Il capo della divisione M Frank Van Meel ha ammesso che la nuova M2 sarà l’ultima sportiva di Monaco ad equipaggiare un propulsore a combustione interna non elettrificato.

Addio a bielle e pistoni

La rivelazione di Van Meel è arrivata nel corso di un’intervista rilasciata a Bimmer Today:

“La nuova M2 avrà un sei cilindri in linea e la trazione posteriore. Si tratterà di una sportiva pura e dell’ultima M senza alcun grado di elettrificazione. Presto vedremo sempre più modelli ibridi, in forma plug-in o con sistemi mild a 48 Volt”.

Dopo il debutto della M4 CSL e l’imminente arrivo della M3 Touring, quindi, il 2022 si confermerà come un anno storico per l’intero reparto bavarese che festeggerà i 50 anni di attività chiudendo un importante capitolo della sua storia.

Pronto l’S58 di M3 e M4

Che motore avrà la nuova M2? Appare scontato l’abbinamento al 3.0 S58 già presente su M3 e M4, il quale potrebbe essere portato a circa 450 CV per evitare una diretta concorrenza con le rivali interne posizionate più in alto nella scala gerarchica di BMW.

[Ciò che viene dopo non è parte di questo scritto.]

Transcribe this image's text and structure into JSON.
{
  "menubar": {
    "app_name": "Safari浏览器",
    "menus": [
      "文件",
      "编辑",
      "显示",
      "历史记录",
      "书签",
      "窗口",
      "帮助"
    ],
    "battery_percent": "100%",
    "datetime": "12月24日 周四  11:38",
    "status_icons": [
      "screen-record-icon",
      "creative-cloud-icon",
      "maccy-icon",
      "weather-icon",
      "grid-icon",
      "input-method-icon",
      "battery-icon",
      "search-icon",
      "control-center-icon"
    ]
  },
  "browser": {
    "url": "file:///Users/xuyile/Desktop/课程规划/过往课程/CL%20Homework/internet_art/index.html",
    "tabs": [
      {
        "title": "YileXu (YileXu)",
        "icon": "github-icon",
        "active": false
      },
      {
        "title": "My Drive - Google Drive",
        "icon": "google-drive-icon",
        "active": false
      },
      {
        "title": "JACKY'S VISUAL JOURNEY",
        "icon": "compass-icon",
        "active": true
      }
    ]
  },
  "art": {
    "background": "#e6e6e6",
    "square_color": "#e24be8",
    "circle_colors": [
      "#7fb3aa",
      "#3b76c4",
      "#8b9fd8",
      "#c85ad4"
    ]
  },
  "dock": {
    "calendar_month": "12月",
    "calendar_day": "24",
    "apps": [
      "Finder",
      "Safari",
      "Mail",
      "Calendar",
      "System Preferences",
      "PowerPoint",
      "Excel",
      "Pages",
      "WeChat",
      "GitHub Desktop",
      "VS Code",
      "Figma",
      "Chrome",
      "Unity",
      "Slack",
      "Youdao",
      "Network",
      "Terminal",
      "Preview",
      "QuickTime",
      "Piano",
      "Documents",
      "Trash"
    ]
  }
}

Nuovi scatti spia BMW M2 del 2023
BMW M2, le foto spia

A livello di stile, invece, abbiamo avuto una prima anticipazione da una foto sfuggita in rete che mostra un posteriore più cattivo e più largo rispetto alla Serie 2 Coupé. E non mancherà nemmeno il cambio manuale, per accontentare anche i puristi.

L’addio al motore termico, comunque, non rappresenta una brutta notizia, almeno dal punto di vista delle prestazioni. Anche se si dovrà rinunciare al coinvolgente sound del 6 cilindri (o del V8 nel caso dei modelli di alta gamma), le recenti elettriche i4 M50 e iX M60 fanno pensare che il futuro sarà sempre all’insegna della potenza pura e di accelerazioni brucianti.